Auf dem bisherigen „Weg zu null Abfall“ haben wir schon beachtliche Erfolge erzielt: So haben die Unternehmen der Schwarz Gruppe im Geschäftsjahr 2024 mit mehr als drei Millionen Tonnen bereits 89 Prozent ihres internen Gesamtabfalls verwertet. Nun gehen wir mit dem Ziel von 95 Prozent konsequent den nächsten Schritt. Dabei übertreffen wir gängige Zielstandards, weil wir die thermische Verwertung der Abfälle mit Energierückgewinnung (gemäß DIN SPEC 91436 Definition) bewusst aus dieser Zielsetzung ausschließen. Das Ziel umfasst alle Abfälle aus Filialen, Logistikzentren, Verwaltungsstandorten und Produktionsstandorten der Unternehmen der Schwarz Gruppe (bis auf Abfälle aus eigenen Verwertungs- und Beseitigungsanlagen sowie Bauabfälle).
Messbarkeit durch DIN SPEC 91436
Mit einem zusätzlichen Teilziel gehen wir noch weiter: Die Maßnahmen auf der „Road To Zero Waste“ werden mithilfe der DIN SPEC 91436 messbar. Dazu werden alle Landesgesellschaften von Lidl und Kaufland sowie alle Zentralstandorte von PreZero entsprechend zertifiziert. Die Kreislaufwirtschaftssparte der Schwarz Gruppe, PreZero, treibt die „Road to Zero Waste“ als zentraler strategischer Berater voran und war maßgeblich an der Entwicklung des Standards DIN SPEC 91436 beteiligt, den es seit 2021 gibt. PreZero begleitet externe Partner aus Wirtschaft und Profisport dabei, eigene Kreislaufwirtschafts- und “Road-to-Zero-Waste”-Ziele effektiv umzusetzen. Die Zertifizierung „Road to Zero Waste“ wird in drei Ausführungen vergeben, die den Erfolg von Unternehmen auf dem Weg zu „null Abfall“ auszeichnen: Bronze (Verwertungsquote von mindestens 85 Prozent), Silber (mindestens 90 Prozent) und Gold (mindestens 95 Prozent).

Kreislaufwirtschaft vorantreiben: Strategie REset Resources
„Road to Zero Waste“ betrachtet Abfall als Wertstoff. Diese Perspektive ebnet den Weg zu einer funktionierenden Kreislaufwirtschaft. Indem Abfall sortenrein getrennt und bestmöglich verwertet wird, können Ressourcen geschont und wertvolle Rohstoffe im Kreislauf gehalten werden.
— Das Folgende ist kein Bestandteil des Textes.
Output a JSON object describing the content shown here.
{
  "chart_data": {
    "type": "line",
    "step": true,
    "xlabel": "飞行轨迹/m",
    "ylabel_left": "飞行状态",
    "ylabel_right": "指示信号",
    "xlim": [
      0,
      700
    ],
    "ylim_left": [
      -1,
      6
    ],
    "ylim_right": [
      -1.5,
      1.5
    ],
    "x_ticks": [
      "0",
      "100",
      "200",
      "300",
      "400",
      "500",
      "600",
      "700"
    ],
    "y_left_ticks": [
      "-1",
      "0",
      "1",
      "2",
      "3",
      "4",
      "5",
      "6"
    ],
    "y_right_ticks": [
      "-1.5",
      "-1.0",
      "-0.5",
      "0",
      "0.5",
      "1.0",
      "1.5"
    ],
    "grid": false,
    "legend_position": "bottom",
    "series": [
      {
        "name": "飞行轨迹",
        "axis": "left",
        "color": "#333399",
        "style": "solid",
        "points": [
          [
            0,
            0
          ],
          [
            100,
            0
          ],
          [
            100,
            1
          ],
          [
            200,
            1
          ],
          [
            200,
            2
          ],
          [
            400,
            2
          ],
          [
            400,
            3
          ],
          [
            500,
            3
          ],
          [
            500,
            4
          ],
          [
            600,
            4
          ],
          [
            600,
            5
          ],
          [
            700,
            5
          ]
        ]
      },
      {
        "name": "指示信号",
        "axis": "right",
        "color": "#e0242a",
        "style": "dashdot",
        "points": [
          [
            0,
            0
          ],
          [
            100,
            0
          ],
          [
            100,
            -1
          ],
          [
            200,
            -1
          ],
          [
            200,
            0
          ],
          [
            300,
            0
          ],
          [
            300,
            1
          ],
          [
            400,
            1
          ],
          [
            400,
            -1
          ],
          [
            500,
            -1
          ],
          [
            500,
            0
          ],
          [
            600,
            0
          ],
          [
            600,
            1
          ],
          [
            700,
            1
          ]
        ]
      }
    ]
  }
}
„Mit unserer ehrgeizigen Zielsetzung zur Road to Zero Waste bauen wir unsere Vorreiterposition im Bereich Kreislaufwirtschaft und Ressourcenschonung weiter aus. Wir zeigen damit klar und messbar auf: Kreislaufwirtschaft funktioniert und ist alternativlos“, betont Susanne Marell, Bereichsvorständin von Schwarz Corporate Affairs und damit unter anderem verantwortlich für Corporate Responsibility.
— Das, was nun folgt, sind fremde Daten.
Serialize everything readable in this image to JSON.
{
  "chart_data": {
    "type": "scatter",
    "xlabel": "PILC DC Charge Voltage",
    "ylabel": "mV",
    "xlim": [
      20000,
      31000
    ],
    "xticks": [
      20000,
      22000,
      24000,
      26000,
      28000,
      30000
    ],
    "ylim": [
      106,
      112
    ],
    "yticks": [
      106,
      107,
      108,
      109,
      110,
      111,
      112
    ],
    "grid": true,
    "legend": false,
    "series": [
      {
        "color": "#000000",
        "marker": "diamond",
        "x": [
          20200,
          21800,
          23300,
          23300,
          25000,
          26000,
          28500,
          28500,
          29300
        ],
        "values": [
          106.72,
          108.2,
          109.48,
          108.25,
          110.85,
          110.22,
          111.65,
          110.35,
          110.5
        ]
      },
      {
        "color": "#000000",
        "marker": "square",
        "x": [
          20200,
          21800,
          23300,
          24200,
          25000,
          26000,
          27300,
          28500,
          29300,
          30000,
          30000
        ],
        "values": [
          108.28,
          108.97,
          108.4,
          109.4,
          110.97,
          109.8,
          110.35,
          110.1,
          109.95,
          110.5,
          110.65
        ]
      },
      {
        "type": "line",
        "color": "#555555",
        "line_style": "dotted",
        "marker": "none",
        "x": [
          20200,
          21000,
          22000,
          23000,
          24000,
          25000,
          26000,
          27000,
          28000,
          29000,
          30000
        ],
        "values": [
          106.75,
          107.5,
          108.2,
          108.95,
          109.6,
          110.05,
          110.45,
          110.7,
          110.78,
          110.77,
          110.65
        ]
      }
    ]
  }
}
Die neue, ambitionierte Zielsetzung “Road to Zero Waste” ist Teil des Handlungsfelds REcollect unserer ganzheitlichen Kreislaufwirtschaftsstrategie „REset Resources“. Als Unternehmen der Schwarz Gruppe nutzen wir unser einzigartiges Ökosystem, um Kreislaufwirtschaft voranzutreiben und die europäische Ressourcensouveränität zu stärken.